I can remember the formal lessons I had when I was 5 and 6 though I swam a lot before then. My mom used to take me and we'd do the porpoise where I would cling on her neck and she would swim in and out of the water.
It's one of my favorite mom memories.
It's harder to swim in the ocean, but you're more buoyant in salt water. My kids can't swim, because all their water time is spent in the ocean. Ben had an aversion to getting his face wet, and the few times we tried to teach him when he was the right age, he strenuously objected. We got lazy with the other two. We're planning on swim lessons for them, before this summer, because we're big failures in this area.
There are actually waves, currents, rip tides, undertows
My local ocean was the Caribbean. Not hard at all. Really, it was like the pool with added buoyancy and better scenery.
No fear of any kind of water here. In fact, I'm much more comfortable near, on or in water than I am not.
Tickybox is too cute for for words, and I need to plan another weekend up in Seattle soon.
I didn't really learn to properly swim until I had to take it in high school -- I could swim fine, doing a jacked up combination of the crawl and doggy paddling, but had never learned real strokes and stuff. I guess my backstroke was OK just naturally.
Growing up in midwestern suburbia, a big difference between then and now is that the newly-built subdivisions didn't have a central clubhouse with activities and a pool (outdoor or indoor) like today. Heck, we didn't even get a park with swingsets and a slide until the last street was being developed a few years after we moved there. There wasn't any local YMCAs until I was in high school, so our parents had to sign up to use a local motel's indoor pool, which probably wasn't cheap. They did offer swimming lessons there, so my sibs and I were able to learn how to do more than dogpaddle, unlike my mom.
As for access to lakes, outside of the Chain of Lakes area in the far NW suburbs and Lake Michigan, there are really no big pools of water that aren't chemically-laced retention ponds. Rivers, yes, but again there's the whole pollution-due-to-insecticides-and-factories issue, as well as the current.

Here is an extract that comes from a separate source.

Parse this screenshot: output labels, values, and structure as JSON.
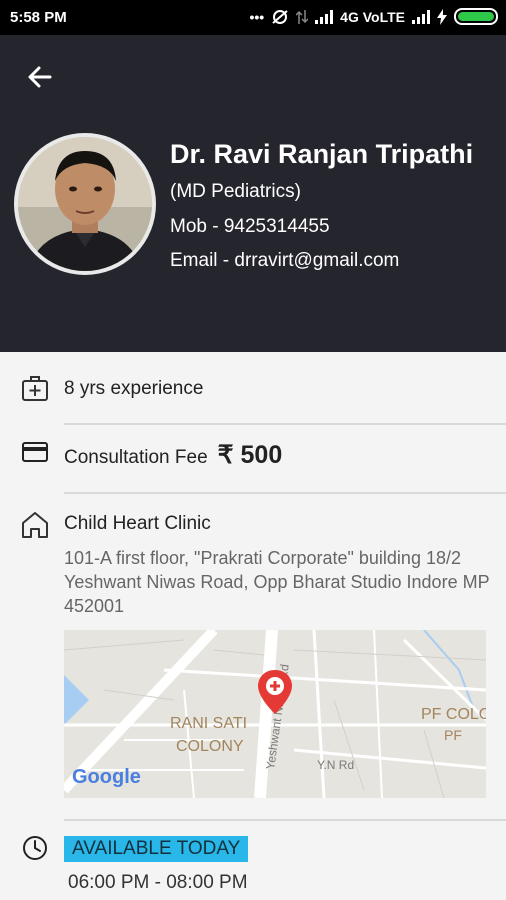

Have celeb chefs really made much of a difference to the average American?
I think that it's more the influential restaurants, and not the chefs themselves, that take the credit for things such as gourmet pizza (Spago's) and the spread of organic foods and more innovative flavors (most of the 1980s hip places in LA and NY).
I learned to swim in a lake, but I stopped taking swimming lessons because I was too scared of heights to jump from the big tower, which you had to do to pass beyond advanced beginner. I assume I can still dog paddle and float like the best of them, but truth be told, I haven't been swimming since 1994. I don't have a fear of water so much as a fear of bathing suits, however.